Until recent years, the term ‘Big Brother’ conjured up George Orwell’s famous novel. ‘1984’ was a futuristic scenario of totalitarian authority constantly monitoring and controlling the comings and goings of private citizens. ‘Big Brother’ meant invasion of privacy, something oppressive to be resisted and fought.
But around the turn of the millennium, Dutch TV entrepreneur John de Mol hijacked the term ‘Big Brother’. It now refers to his well-tried formula of so-called ‘Reality-TV’ soaps, where a number of random men and women are confined to sealed-off quarters. All their comings and goings, including showering, defecating and sex, are followed by a television audience degraded en mass to vulgar voyeurism.
If you happened to miss the “high” points, the tabloids – at least in Britain – can be trusted to titillate you with daily updates on who bedded whom, or descriptions of so-and-so’s drunken striptease. ‘Big Brother’ personalities become famous overnight, not based on character or achievement, but simply on their willingness to prostitute their privacy for entertainment’s sake.
Orwell’s dark vision of Big Brother domination may well have been partly fulfilled in the Soviet-era by the year 1984. Yet in 1985, culture-critic Neil Postman pointed out that another famous futuristic novel warned of an even greater danger to the west. In Brave New World, written by Aldous Huxley, no Big Brother was required to deprive people of their autonomy, maturity and history. Rather, people would come to love their oppression, and to adore the technologies that undid their capacities to think.
In 1984, people were controlled by inflicting pain. In Brave New World, they would be controlled by inflicting pleasure. Orwell feared that what we hate would ruin us. Huxley feared that what we love would ruin us.

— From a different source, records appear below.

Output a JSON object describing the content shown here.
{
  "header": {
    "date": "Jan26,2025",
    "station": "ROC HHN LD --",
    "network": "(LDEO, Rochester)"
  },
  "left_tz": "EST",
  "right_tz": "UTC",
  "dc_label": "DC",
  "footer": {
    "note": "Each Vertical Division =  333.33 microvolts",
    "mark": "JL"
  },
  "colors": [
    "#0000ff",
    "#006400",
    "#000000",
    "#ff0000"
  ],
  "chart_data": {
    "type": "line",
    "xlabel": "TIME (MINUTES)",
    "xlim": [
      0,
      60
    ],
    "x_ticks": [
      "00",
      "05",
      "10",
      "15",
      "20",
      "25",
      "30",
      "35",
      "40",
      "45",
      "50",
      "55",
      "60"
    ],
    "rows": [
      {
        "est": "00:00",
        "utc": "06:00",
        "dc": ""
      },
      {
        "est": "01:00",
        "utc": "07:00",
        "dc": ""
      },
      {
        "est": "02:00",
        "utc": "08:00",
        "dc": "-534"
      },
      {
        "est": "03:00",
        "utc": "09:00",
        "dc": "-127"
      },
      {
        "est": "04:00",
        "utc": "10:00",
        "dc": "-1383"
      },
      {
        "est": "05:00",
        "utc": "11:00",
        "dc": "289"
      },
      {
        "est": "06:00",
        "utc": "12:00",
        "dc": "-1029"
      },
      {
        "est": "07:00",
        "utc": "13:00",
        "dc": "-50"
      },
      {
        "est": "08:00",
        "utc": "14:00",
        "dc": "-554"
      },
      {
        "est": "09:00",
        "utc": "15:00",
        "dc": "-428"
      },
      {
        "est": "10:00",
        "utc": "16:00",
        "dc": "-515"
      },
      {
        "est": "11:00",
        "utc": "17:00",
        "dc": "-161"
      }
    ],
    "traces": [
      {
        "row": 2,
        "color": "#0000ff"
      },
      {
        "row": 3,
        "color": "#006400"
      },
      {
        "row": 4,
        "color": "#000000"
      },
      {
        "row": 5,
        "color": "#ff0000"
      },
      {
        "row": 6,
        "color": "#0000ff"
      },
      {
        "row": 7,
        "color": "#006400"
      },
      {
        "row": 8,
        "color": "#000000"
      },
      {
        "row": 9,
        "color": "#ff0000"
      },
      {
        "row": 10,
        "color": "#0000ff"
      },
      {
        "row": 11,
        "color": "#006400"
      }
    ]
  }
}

“What Huxley teaches is that in the age of advanced technology, spiritual devastation is more likely to come from an enemy with a smiling face than from one whose countenance exudes suspicion and hate,” explained Postman in Amusing Ourselves to Death (Penguin Books, NY, 1985, p.vii.).
Those guarding against tyranny failed to take into account man’s almost infinite appetite for distractions, Huxley warned.
“In the Huxleyan prophecy,” wrote Postman prophetically in 1985, “Big Brother does not watch us, by his choice. We watch him, by ours.”
Did you catch that?! W-e w-a-t-c-h B-i-g B-r-o-t-h-e-r !!!
Today’s producers seem to be bending over backwards to keep to Huxley’s script!
“When a population becomes distracted by trivia,” concluded Postman, “when cultural life is redefined as a perpetual round of entertainments, when serious public conversation becomes a form of baby-talk, then a nation finds itself at risk; culture-death is a clear possibility.”
We were, he said, amusing ourselves to death (a-muse: without thought). Our minds and spirits were being dulled.
As one newspaper headline over an article about ‘Reality Television’ put it: “If this is reality, we’re in real trouble.”